"Vive Mexico" et Concordia

Bonjour à tous !


Cela faisait longtemps que l'idée me trottait dans la tête. Jusqu'à présent je
n'avais su faire que du tourisme. Avec l'envie de bien faire, certainement :
ne rien dénaturer, ouvrir grand les yeux, respecter "l'autochtone"... j'étais
une touriste appliquée, comme nous le sommes tous de plus en plus. Mais la
rencontre, le vrai choc des esprits, est-il possible dans ces conditions ?
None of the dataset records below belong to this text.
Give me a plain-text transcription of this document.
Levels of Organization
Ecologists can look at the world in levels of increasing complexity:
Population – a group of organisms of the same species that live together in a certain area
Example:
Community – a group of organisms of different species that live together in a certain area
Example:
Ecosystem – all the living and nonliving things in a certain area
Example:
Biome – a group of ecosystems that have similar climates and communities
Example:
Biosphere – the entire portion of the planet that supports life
Nous voyageons avec l'Occident dans nos bagages. Nous avons la tête pleine d'attentes qui ne doivent pas être déçues. Notre temps libre est précieux, capitalisons-le ! Voilà le paradoxe du touriste occidental : il veut découvrir un ailleurs authentique, mais il impose inconsciemment le rythme par lequel cet "ailleurs" doit se dévoiler, c'est-à dire en un instant, car l'heure tourne, il y a tant de choses encore à voir, et puis bientôt la vie quotidienne le happera de nouveau alors, pressons...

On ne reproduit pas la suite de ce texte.